The key to the solar system?
In addition to expanding the universe of known planets, GPI will provide key clues as to how solar systems form. Astronomers believe that the gas giants in our solar system formed by building up a large core over a few million years and then pulling in a huge amount of hydrogen and other gases to form an atmosphere.
But the Jupiter-like exoplanets that have so far been discovered are much hotter than models have predicted, hinting that they could have formed much faster as material collapses quickly to make a very hot planet. This is an important difference. The core-buildup process can also form rocky planets like Earth; a fast and hot collapse might only make giant gassy planets. 51 Eridani b is young enough that it “remembers” its formation.
“51 Eri b is the first one that’s cold enough and close enough to the star that it could have indeed formed right where it is the ‘old-fashioned way,'” Macintosh said. “This planet really could have formed the same way Jupiter did — the whole solar system could be a lot like ours.”

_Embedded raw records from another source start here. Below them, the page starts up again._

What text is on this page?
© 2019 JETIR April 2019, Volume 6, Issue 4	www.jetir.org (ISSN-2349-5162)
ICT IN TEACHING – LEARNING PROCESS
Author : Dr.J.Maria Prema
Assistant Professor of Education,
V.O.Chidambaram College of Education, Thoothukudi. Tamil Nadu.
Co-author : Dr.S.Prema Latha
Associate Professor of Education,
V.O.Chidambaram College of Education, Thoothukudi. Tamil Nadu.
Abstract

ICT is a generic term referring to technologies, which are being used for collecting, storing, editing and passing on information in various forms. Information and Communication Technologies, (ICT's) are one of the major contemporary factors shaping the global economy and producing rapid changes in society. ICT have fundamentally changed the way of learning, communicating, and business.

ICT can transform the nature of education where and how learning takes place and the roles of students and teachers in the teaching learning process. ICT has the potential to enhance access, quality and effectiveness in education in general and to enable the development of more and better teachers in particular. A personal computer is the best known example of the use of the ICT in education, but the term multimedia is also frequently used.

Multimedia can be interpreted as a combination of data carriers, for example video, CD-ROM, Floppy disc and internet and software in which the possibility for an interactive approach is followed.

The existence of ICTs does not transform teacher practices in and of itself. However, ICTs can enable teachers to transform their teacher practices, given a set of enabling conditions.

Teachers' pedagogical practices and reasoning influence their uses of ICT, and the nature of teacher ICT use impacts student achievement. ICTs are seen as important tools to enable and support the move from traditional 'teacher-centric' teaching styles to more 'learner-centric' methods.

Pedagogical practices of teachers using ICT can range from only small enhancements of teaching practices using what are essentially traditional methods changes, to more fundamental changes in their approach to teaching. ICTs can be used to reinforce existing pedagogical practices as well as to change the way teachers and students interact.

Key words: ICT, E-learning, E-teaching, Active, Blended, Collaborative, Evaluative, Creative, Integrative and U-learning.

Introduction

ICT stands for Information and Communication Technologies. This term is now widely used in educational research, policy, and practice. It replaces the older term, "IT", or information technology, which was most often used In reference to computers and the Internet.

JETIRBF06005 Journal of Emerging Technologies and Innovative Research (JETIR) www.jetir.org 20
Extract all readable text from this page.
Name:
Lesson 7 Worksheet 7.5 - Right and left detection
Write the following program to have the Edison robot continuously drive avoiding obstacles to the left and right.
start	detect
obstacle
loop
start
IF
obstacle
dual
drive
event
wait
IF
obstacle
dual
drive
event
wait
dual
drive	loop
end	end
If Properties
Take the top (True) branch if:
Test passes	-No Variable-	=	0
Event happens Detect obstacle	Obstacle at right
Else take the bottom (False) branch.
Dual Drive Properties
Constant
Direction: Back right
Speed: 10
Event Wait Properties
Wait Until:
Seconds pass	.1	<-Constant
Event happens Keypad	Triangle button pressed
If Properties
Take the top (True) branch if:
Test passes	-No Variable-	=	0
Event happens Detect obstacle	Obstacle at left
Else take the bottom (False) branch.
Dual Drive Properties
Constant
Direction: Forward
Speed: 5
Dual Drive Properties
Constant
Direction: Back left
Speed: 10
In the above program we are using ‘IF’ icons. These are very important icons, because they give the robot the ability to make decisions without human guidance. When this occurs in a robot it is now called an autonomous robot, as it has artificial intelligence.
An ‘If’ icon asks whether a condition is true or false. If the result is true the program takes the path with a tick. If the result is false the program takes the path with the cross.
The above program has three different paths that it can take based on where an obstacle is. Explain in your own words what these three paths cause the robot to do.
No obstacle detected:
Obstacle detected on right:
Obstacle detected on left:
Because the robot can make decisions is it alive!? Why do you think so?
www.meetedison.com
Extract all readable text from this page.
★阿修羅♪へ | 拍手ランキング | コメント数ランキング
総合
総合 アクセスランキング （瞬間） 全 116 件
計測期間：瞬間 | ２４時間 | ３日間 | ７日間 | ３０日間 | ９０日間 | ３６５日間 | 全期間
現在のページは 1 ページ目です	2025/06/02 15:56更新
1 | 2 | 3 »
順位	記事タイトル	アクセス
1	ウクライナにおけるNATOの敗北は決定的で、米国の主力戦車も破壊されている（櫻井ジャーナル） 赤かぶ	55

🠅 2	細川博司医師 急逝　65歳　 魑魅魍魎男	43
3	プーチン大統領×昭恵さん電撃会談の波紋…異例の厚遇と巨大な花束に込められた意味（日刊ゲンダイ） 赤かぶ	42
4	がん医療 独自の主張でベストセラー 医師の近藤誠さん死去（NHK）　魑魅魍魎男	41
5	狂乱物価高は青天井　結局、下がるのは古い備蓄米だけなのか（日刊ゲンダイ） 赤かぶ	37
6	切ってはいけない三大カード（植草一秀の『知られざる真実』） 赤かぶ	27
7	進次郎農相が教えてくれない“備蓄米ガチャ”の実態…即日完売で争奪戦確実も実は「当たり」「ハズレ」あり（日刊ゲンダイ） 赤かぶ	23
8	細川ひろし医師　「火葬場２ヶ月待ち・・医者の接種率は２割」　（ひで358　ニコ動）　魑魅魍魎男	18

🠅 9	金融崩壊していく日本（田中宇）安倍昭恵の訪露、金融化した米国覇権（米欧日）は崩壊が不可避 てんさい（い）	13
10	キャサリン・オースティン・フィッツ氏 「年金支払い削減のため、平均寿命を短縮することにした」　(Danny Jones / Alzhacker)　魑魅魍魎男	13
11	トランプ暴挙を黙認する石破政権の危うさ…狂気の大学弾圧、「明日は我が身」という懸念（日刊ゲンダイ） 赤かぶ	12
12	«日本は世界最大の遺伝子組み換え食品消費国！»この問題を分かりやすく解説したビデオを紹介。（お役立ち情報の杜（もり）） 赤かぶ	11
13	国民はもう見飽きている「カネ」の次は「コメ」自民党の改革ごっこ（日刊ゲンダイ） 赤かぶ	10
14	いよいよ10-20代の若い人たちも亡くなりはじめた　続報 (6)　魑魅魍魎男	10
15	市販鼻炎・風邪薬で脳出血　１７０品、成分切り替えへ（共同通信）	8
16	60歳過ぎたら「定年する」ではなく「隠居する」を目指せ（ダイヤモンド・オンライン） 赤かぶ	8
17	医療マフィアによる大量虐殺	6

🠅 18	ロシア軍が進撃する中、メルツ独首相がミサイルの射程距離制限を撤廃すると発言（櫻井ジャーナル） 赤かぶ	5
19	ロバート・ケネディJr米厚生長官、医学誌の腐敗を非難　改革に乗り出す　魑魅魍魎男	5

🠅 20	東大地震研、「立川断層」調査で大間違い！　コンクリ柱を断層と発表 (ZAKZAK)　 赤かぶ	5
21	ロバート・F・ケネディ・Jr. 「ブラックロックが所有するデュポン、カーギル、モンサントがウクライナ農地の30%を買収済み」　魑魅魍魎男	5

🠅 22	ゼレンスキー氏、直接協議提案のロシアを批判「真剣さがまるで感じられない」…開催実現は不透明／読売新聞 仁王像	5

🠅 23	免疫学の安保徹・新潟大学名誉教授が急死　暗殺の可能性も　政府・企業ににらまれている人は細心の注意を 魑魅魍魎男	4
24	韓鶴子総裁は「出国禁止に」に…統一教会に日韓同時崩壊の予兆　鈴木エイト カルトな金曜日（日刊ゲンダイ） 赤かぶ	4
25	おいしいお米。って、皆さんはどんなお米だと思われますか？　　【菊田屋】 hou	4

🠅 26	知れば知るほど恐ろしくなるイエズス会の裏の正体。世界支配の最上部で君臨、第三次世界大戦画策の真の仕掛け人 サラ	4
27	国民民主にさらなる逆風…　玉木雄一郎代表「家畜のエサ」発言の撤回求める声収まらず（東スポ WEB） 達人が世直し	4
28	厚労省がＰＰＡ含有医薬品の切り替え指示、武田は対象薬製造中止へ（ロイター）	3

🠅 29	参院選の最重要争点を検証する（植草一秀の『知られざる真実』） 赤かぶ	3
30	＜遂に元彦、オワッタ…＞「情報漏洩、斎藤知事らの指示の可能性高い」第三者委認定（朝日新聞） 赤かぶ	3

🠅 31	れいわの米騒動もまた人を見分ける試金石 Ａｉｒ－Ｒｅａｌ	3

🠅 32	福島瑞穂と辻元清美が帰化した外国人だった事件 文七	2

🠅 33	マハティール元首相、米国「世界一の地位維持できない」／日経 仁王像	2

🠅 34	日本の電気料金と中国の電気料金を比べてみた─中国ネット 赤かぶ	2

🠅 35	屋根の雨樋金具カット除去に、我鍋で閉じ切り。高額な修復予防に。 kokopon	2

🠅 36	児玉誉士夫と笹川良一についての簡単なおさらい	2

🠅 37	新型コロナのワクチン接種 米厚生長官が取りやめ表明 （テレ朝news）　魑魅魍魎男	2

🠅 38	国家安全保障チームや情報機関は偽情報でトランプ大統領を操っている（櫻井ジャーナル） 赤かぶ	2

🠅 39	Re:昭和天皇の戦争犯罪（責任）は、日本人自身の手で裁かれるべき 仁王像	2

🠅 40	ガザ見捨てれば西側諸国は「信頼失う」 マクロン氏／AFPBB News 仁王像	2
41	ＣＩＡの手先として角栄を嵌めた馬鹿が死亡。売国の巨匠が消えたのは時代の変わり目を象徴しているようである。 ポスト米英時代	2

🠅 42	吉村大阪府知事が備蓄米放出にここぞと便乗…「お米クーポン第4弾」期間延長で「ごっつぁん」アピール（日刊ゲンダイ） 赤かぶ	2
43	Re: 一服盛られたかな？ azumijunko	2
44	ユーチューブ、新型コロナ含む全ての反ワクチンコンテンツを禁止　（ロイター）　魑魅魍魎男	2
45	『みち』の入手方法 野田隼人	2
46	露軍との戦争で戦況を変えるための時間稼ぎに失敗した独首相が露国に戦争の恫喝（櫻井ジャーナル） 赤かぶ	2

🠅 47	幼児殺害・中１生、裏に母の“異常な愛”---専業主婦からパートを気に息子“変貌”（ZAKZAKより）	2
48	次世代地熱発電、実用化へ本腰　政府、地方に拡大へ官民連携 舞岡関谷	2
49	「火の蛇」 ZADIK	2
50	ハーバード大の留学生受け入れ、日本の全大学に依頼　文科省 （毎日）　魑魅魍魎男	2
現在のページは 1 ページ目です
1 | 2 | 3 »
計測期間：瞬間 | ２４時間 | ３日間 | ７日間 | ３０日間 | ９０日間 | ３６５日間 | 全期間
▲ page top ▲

There are hundreds of planets a little bigger than Earth out there, Macintosh said, but there is so far no way to know if most of them are really “super-Earths” or just micro-sized gas and ice planets like Neptune, or something different altogether. Using GPI to study more young solar systems such as 51 Eridani, he said, will help astronomers understand the formation of our neighbor planets, and how common that planet-forming mechanism is throughout the universe.